Tight end Daniel Wilcox had a long road to the Ravens.


After most of the Ravens had left the practice field Tuesday morning, Daniel Wilcox spent a few minutes teaching rookie tight end Quinn Sypniewski how to quickly turn his body toward the quarterback and become a better pass-catching target.

A fifth-round draft pick who had difficulty catching passes in the early session, Sypniewski watched closely as Wilcox demonstrated what he was explaining.

Entering his fifth NFL season, Wilcox is a veteran. But after signing a three-year contract in March, this is the first time the tight end and special teams player is enjoying some stability.

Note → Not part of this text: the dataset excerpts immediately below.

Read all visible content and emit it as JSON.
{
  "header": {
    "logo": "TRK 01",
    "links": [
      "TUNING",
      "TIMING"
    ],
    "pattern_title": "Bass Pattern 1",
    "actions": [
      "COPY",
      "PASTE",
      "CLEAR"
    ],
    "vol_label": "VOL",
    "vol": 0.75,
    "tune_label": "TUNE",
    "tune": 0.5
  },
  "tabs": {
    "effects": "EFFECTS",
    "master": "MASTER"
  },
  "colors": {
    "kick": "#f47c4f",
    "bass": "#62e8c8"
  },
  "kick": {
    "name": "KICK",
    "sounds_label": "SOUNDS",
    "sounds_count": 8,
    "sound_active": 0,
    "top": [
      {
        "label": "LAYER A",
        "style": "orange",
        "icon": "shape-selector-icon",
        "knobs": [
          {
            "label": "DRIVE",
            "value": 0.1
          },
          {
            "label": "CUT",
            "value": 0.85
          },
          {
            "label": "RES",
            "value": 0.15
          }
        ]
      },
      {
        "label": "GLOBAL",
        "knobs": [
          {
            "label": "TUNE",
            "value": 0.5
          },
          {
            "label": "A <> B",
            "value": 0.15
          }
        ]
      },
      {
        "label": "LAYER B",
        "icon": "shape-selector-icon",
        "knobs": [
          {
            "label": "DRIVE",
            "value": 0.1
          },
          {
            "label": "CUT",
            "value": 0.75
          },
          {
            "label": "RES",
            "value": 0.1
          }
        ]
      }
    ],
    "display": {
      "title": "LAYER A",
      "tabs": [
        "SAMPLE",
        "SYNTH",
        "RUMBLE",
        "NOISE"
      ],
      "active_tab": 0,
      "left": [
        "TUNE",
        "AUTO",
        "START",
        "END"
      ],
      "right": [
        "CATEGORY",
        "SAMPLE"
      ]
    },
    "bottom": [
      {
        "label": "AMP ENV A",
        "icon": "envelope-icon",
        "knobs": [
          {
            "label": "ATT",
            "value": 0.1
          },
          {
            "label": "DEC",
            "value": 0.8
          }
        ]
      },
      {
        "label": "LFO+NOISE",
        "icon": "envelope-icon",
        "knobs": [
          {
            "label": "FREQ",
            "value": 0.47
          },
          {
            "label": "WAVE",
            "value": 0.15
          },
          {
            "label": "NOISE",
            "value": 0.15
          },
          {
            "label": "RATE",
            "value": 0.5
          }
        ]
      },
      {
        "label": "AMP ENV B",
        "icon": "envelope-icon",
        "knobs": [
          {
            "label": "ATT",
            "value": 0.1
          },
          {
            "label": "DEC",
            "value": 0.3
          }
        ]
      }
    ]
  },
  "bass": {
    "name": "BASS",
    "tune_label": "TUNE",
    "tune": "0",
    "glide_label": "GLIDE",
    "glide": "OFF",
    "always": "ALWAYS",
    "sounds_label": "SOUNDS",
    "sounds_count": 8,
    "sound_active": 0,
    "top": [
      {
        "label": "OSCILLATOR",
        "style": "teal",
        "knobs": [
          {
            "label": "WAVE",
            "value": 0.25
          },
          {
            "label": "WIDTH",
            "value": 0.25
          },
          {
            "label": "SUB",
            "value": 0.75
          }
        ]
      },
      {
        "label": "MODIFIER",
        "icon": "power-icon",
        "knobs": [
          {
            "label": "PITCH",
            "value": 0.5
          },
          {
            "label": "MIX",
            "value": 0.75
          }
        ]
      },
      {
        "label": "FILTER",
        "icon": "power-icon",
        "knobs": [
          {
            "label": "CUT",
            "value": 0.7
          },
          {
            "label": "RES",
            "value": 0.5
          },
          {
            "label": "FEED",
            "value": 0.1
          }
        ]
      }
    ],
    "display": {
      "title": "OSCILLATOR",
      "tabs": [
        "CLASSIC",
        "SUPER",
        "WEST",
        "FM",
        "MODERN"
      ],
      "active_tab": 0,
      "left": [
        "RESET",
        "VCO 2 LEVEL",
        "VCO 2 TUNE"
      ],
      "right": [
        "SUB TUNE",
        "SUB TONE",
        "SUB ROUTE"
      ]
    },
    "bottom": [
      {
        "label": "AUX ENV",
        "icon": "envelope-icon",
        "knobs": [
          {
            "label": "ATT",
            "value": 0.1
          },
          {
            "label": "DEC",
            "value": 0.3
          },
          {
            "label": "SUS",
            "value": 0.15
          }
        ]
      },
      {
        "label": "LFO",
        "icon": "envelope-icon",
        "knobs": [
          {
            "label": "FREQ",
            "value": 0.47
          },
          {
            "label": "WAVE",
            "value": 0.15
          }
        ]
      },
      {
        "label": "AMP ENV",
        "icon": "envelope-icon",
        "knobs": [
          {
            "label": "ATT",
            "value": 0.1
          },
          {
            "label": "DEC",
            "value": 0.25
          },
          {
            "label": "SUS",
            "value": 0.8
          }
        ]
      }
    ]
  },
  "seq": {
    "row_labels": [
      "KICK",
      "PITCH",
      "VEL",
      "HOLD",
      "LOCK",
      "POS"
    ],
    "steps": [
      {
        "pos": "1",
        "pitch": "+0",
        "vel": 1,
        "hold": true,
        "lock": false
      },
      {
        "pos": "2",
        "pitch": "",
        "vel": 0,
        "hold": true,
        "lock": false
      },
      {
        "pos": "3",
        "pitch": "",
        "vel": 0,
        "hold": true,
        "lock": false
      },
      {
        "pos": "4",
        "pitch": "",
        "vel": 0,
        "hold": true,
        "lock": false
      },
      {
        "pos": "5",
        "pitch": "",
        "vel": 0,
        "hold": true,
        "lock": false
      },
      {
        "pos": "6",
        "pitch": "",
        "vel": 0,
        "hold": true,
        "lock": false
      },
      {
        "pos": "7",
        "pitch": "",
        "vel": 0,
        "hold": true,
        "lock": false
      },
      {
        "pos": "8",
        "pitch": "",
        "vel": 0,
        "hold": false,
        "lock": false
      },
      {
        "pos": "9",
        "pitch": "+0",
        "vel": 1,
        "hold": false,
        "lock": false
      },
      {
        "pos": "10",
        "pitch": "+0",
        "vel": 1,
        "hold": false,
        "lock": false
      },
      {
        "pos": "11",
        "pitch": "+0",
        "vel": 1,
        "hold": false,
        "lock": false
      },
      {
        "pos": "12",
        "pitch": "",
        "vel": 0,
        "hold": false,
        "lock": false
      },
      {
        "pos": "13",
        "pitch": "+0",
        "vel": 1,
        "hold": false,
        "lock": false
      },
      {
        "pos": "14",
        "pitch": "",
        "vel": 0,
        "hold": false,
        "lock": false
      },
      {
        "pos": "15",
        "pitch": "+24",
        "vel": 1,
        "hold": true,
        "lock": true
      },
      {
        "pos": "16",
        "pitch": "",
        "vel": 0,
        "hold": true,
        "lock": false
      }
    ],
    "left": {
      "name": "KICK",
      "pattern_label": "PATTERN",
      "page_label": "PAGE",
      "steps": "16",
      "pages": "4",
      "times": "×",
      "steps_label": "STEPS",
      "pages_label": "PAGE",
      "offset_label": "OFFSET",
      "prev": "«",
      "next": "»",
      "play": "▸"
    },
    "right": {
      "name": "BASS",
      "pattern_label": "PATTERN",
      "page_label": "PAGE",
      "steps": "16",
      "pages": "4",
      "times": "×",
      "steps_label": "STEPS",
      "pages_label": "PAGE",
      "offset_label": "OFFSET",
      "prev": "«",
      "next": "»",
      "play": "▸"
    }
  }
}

"It feels great, because they called me first and made me the first free-agent signing this offseason," said Wilcox, who went undrafted in 2001. "To me, that means a lot. I had to work for everything I've got, so I take my contract as a blessing."

For more evidence of what it means for Wilcox to have a permanent home, look no farther than the parking lot at the team's hotel in Westminster.

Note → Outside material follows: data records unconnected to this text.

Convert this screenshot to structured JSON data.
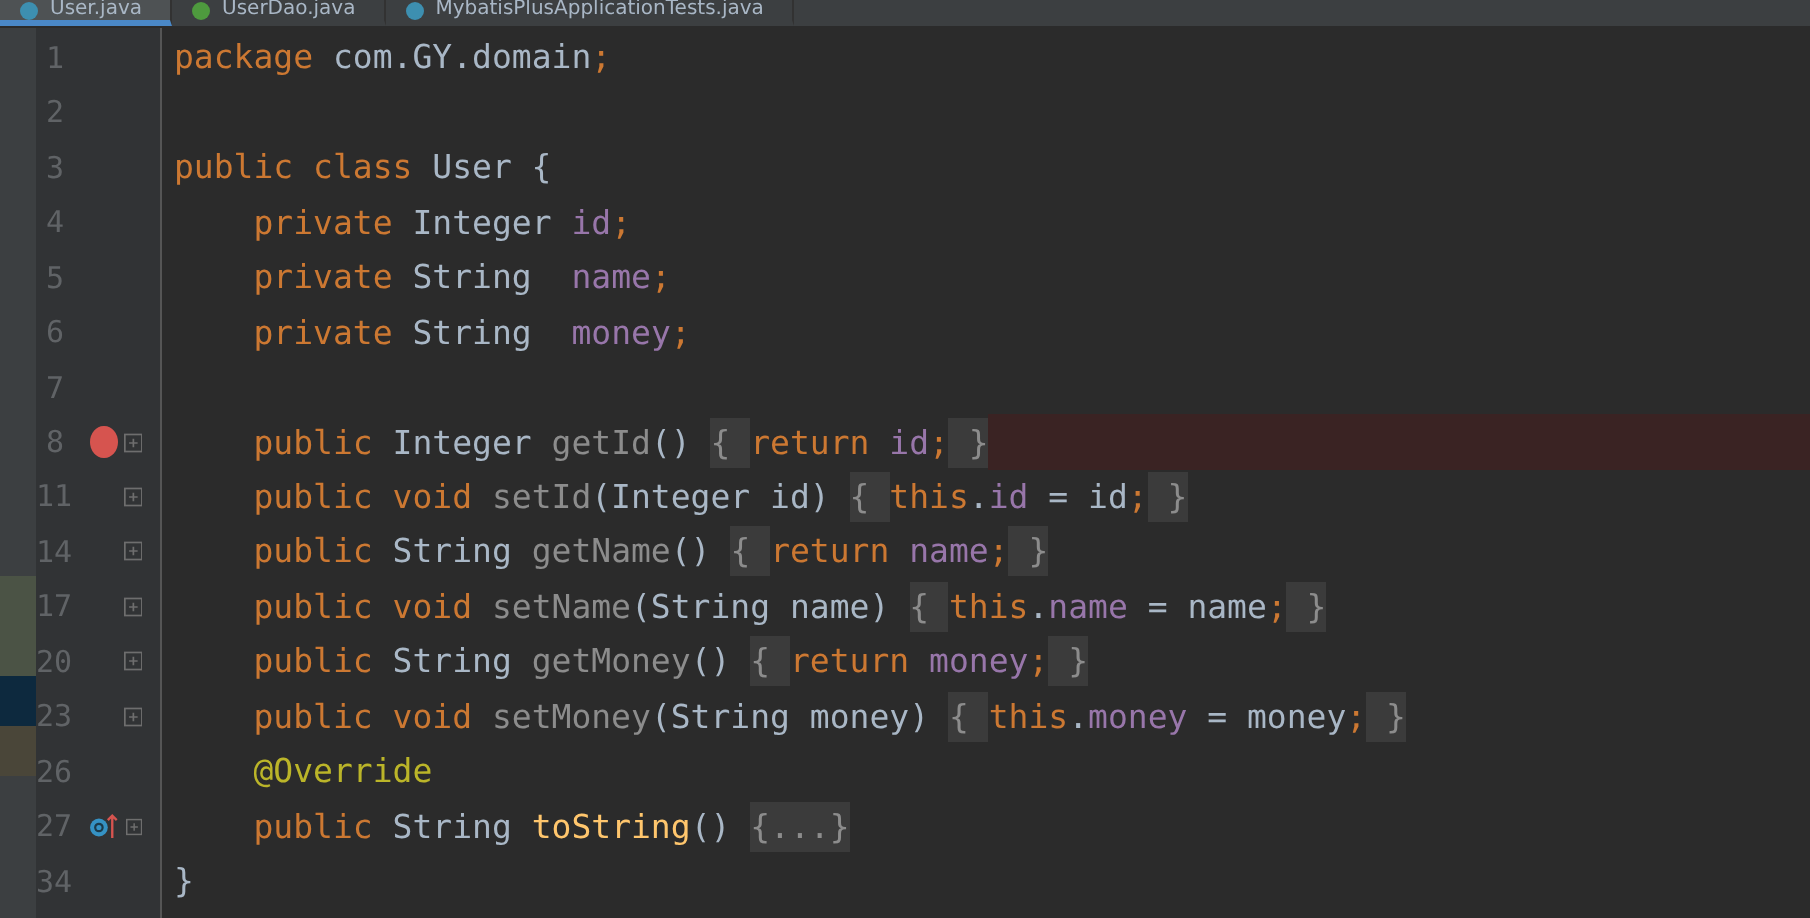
{
  "tabs": [
    {
      "label": "User.java",
      "selected": true,
      "color": "#3d8fb0"
    },
    {
      "label": "UserDao.java",
      "selected": false,
      "color": "#4e9a3e"
    },
    {
      "label": "MybatisPlusApplicationTests.java",
      "selected": false,
      "color": "#3d8fb0"
    }
  ],
  "lines": [
    {
      "number": "1",
      "indent": false,
      "tokens": [
        {
          "kind": "kw",
          "text": "package "
        },
        {
          "kind": "plain",
          "text": "com.GY.domain"
        },
        {
          "kind": "kw",
          "text": ";"
        }
      ]
    },
    {
      "number": "2"
    },
    {
      "number": "3",
      "indent": false,
      "tokens": [
        {
          "kind": "kw",
          "text": "public class "
        },
        {
          "kind": "plain",
          "text": "User {"
        }
      ]
    },
    {
      "number": "4",
      "indent": true,
      "tokens": [
        {
          "kind": "kw",
          "text": "private "
        },
        {
          "kind": "plain",
          "text": "Integer "
        },
        {
          "kind": "field",
          "text": "id"
        },
        {
          "kind": "kw",
          "text": ";"
        }
      ]
    },
    {
      "number": "5",
      "indent": true,
      "tokens": [
        {
          "kind": "kw",
          "text": "private "
        },
        {
          "kind": "plain",
          "text": "String  "
        },
        {
          "kind": "field",
          "text": "name"
        },
        {
          "kind": "kw",
          "text": ";"
        }
      ]
    },
    {
      "number": "6",
      "indent": true,
      "tokens": [
        {
          "kind": "kw",
          "text": "private "
        },
        {
          "kind": "plain",
          "text": "String  "
        },
        {
          "kind": "field",
          "text": "money"
        },
        {
          "kind": "kw",
          "text": ";"
        }
      ]
    },
    {
      "number": "7"
    },
    {
      "number": "8",
      "indent": true,
      "breakpoint": true,
      "fold": true,
      "tokens": [
        {
          "kind": "kw",
          "text": "public "
        },
        {
          "kind": "plain",
          "text": "Integer "
        },
        {
          "kind": "method",
          "text": "getId"
        },
        {
          "kind": "plain",
          "text": "() "
        },
        {
          "kind": "fold",
          "text": "{ "
        },
        {
          "kind": "kw",
          "text": "return "
        },
        {
          "kind": "field",
          "text": "id"
        },
        {
          "kind": "kw",
          "text": ";"
        },
        {
          "kind": "fold",
          "text": " }"
        }
      ]
    },
    {
      "number": "11",
      "indent": true,
      "fold": true,
      "tokens": [
        {
          "kind": "kw",
          "text": "public void "
        },
        {
          "kind": "method",
          "text": "setId"
        },
        {
          "kind": "plain",
          "text": "(Integer id) "
        },
        {
          "kind": "fold",
          "text": "{ "
        },
        {
          "kind": "kw",
          "text": "this"
        },
        {
          "kind": "plain",
          "text": "."
        },
        {
          "kind": "field",
          "text": "id"
        },
        {
          "kind": "plain",
          "text": " = id"
        },
        {
          "kind": "kw",
          "text": ";"
        },
        {
          "kind": "fold",
          "text": " }"
        }
      ]
    },
    {
      "number": "14",
      "indent": true,
      "fold": true,
      "tokens": [
        {
          "kind": "kw",
          "text": "public "
        },
        {
          "kind": "plain",
          "text": "String "
        },
        {
          "kind": "method",
          "text": "getName"
        },
        {
          "kind": "plain",
          "text": "() "
        },
        {
          "kind": "fold",
          "text": "{ "
        },
        {
          "kind": "kw",
          "text": "return "
        },
        {
          "kind": "field",
          "text": "name"
        },
        {
          "kind": "kw",
          "text": ";"
        },
        {
          "kind": "fold",
          "text": " }"
        }
      ]
    },
    {
      "number": "17",
      "indent": true,
      "fold": true,
      "tokens": [
        {
          "kind": "kw",
          "text": "public void "
        },
        {
          "kind": "method",
          "text": "setName"
        },
        {
          "kind": "plain",
          "text": "(String name) "
        },
        {
          "kind": "fold",
          "text": "{ "
        },
        {
          "kind": "kw",
          "text": "this"
        },
        {
          "kind": "plain",
          "text": "."
        },
        {
          "kind": "field",
          "text": "name"
        },
        {
          "kind": "plain",
          "text": " = name"
        },
        {
          "kind": "kw",
          "text": ";"
        },
        {
          "kind": "fold",
          "text": " }"
        }
      ]
    },
    {
      "number": "20",
      "indent": true,
      "fold": true,
      "tokens": [
        {
          "kind": "kw",
          "text": "public "
        },
        {
          "kind": "plain",
          "text": "String "
        },
        {
          "kind": "method",
          "text": "getMoney"
        },
        {
          "kind": "plain",
          "text": "() "
        },
        {
          "kind": "fold",
          "text": "{ "
        },
        {
          "kind": "kw",
          "text": "return "
        },
        {
          "kind": "field",
          "text": "money"
        },
        {
          "kind": "kw",
          "text": ";"
        },
        {
          "kind": "fold",
          "text": " }"
        }
      ]
    },
    {
      "number": "23",
      "indent": true,
      "fold": true,
      "tokens": [
        {
          "kind": "kw",
          "text": "public void "
        },
        {
          "kind": "method",
          "text": "setMoney"
        },
        {
          "kind": "plain",
          "text": "(String money) "
        },
        {
          "kind": "fold",
          "text": "{ "
        },
        {
          "kind": "kw",
          "text": "this"
        },
        {
          "kind": "plain",
          "text": "."
        },
        {
          "kind": "field",
          "text": "money"
        },
        {
          "kind": "plain",
          "text": " = money"
        },
        {
          "kind": "kw",
          "text": ";"
        },
        {
          "kind": "fold",
          "text": " }"
        }
      ]
    },
    {
      "number": "26",
      "indent": true,
      "tokens": [
        {
          "kind": "annotation",
          "text": "@Override"
        }
      ]
    },
    {
      "number": "27",
      "indent": true,
      "override": true,
      "fold": true,
      "tokens": [
        {
          "kind": "kw",
          "text": "public "
        },
        {
          "kind": "plain",
          "text": "String "
        },
        {
          "kind": "decl",
          "text": "toString"
        },
        {
          "kind": "plain",
          "text": "() "
        },
        {
          "kind": "fold",
          "text": "{...}"
        }
      ]
    },
    {
      "number": "34",
      "indent": false,
      "tokens": [
        {
          "kind": "plain",
          "text": "}"
        }
      ]
    }
  ]
}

Wilcox said he has always driven a truck, so he chose to buy a 2006 Ford F-150 after signing his deal. It suits the personality of a player who has piled up mileage in his quest to play professional football and gets little recognition for his work as the Ravens' leader in special teams tackles (18) last season.

But Wilcox's new truck has shiny 28-inch rims, a symbol not only of his financial status, but of his ability as a receiver, which has coaches believing he can play a greater role in the offense this season.

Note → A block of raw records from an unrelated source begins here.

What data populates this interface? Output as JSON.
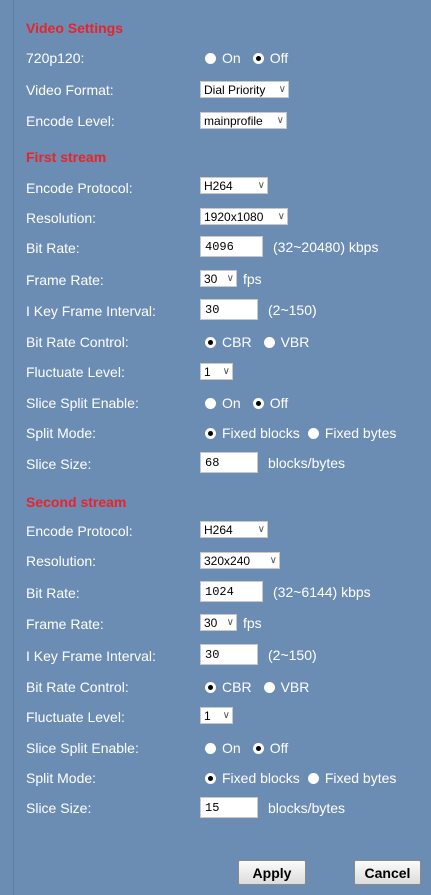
{
  "video_settings": {
    "title": "Video Settings",
    "p720p120": {
      "label": "720p120:",
      "on": "On",
      "off": "Off",
      "selected": "off"
    },
    "video_format": {
      "label": "Video Format:",
      "value": "Dial Priority"
    },
    "encode_level": {
      "label": "Encode Level:",
      "value": "mainprofile"
    }
  },
  "first_stream": {
    "title": "First stream",
    "encode_protocol": {
      "label": "Encode Protocol:",
      "value": "H264"
    },
    "resolution": {
      "label": "Resolution:",
      "value": "1920x1080"
    },
    "bit_rate": {
      "label": "Bit Rate:",
      "value": "4096",
      "suffix": "(32~20480) kbps"
    },
    "frame_rate": {
      "label": "Frame Rate:",
      "value": "30",
      "suffix": "fps"
    },
    "key_frame": {
      "label": "I Key Frame Interval:",
      "value": "30",
      "suffix": "(2~150)"
    },
    "bit_rate_control": {
      "label": "Bit Rate Control:",
      "cbr": "CBR",
      "vbr": "VBR",
      "selected": "cbr"
    },
    "fluctuate": {
      "label": "Fluctuate Level:",
      "value": "1"
    },
    "slice_split": {
      "label": "Slice Split Enable:",
      "on": "On",
      "off": "Off",
      "selected": "off"
    },
    "split_mode": {
      "label": "Split Mode:",
      "blocks": "Fixed blocks",
      "bytes": "Fixed bytes",
      "selected": "blocks"
    },
    "slice_size": {
      "label": "Slice Size:",
      "value": "68",
      "suffix": "blocks/bytes"
    }
  },
  "second_stream": {
    "title": "Second stream",
    "encode_protocol": {
      "label": "Encode Protocol:",
      "value": "H264"
    },
    "resolution": {
      "label": "Resolution:",
      "value": "320x240"
    },
    "bit_rate": {
      "label": "Bit Rate:",
      "value": "1024",
      "suffix": "(32~6144) kbps"
    },
    "frame_rate": {
      "label": "Frame Rate:",
      "value": "30",
      "suffix": "fps"
    },
    "key_frame": {
      "label": "I Key Frame Interval:",
      "value": "30",
      "suffix": "(2~150)"
    },
    "bit_rate_control": {
      "label": "Bit Rate Control:",
      "cbr": "CBR",
      "vbr": "VBR",
      "selected": "cbr"
    },
    "fluctuate": {
      "label": "Fluctuate Level:",
      "value": "1"
    },
    "slice_split": {
      "label": "Slice Split Enable:",
      "on": "On",
      "off": "Off",
      "selected": "off"
    },
    "split_mode": {
      "label": "Split Mode:",
      "blocks": "Fixed blocks",
      "bytes": "Fixed bytes",
      "selected": "blocks"
    },
    "slice_size": {
      "label": "Slice Size:",
      "value": "15",
      "suffix": "blocks/bytes"
    }
  },
  "buttons": {
    "apply": "Apply",
    "cancel": "Cancel"
  },
  "colors": {
    "background": "#6b8db4",
    "section_title": "#e8232a",
    "text": "#ffffff"
  }
}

"My style is different from a lot of other people," said Wilcox, who caught one pass for 8 yards in the Ravens' preseason opener Friday. "They say I'm real smooth, fluid and stylish out here on the field, so it's pretty much the same thing when it comes to my ride. I like to be a little rough and rugged on the field and a little rough and rugged with my car. It's got big tires and people call it the `Tonka Truck,' but it's still got a little class to it - black leather and suede."

A wide receiver for most of his time at Appalachian State, Wilcox took a long road to obtaining that fancy interior. The Ravens made him a free-agent offer after the 2001 draft, but knowing the team had taken Todd Heap with its first pick that year, Wilcox instead signed with the New York Jets.

Wilcox won a Super Bowl ring after the Tampa Bay Buccaneers signed him off the Jets' practice squad in December 2002, but he was inactive for the entire postseason and it looked like his NFL hopes were fading. After Wilcox was cut two games into the 2003 season, his next destination was the living room of his mother's house in Atlanta.

"I basically went broke sitting at home on my mom's couch," Wilcox said. "I was just working out every day hoping somebody would pick me up. It's different coming from an NFL team and being on TV every Sunday and working your butt off with all the celebrities around the world to being at home and trying to get a job at Wal-Mart or Target. It's a huge difference, and my pride wouldn't allow me to do it at the time, because I wasn't finished with football."

Even though he didn't factor in the Buccaneers' playoff run, Wilcox said winning a ring was special, and it helped persuade him to take a stint in NFL Europe, where he got the attention of several NFL teams playing tight end for the Rhein Fire.

It was that offseason when Ravens tight end coach Wade Harman recalls looking at a list of potential additions with George Kokinis, the team's director of pro personnel, and seeing one name that "clicked" in his head.

"We definitely saw there was a role in the passing game he could fill for us," said Harman, who first scouted Wilcox after his senior season. "He's an unbelievable route-runner, he's got great quickness and I'm sure being a wide-out in college helps him. He's really developed into a great receiver."

Harman said Wilcox also came to the Ravens with a work ethic and humility tested by years of uncertainty. Wilcox, 29, acknowledges he wasn't mentally prepared to compete for the tight end role with the Jets, but things were different when he returned to Baltimore. He knew Heap was a lock for the starting role, but was confident he could outwork backups Terry Jones and Trent Smith and find his way onto the field.

"I knew I had a lot more fight and I knew that I was hungrier than anyone who was out here at the time," Wilcox said.

Along with catching 45 passes over the past two years, Wilcox has embraced his role off the field and become one of the team's most active members in the community. The former student at Georgia Military Academy spent 12 days this summer visiting U.S. troops at military bases in Afghanistan with other NFL representatives.

And often willing to lend a helpful hand - whether overseas, through his charitable foundation or with a younger teammate at training camp - Wilcox can add torque to an offense looking to switch gears this season after releasing fullback Alan Ricard.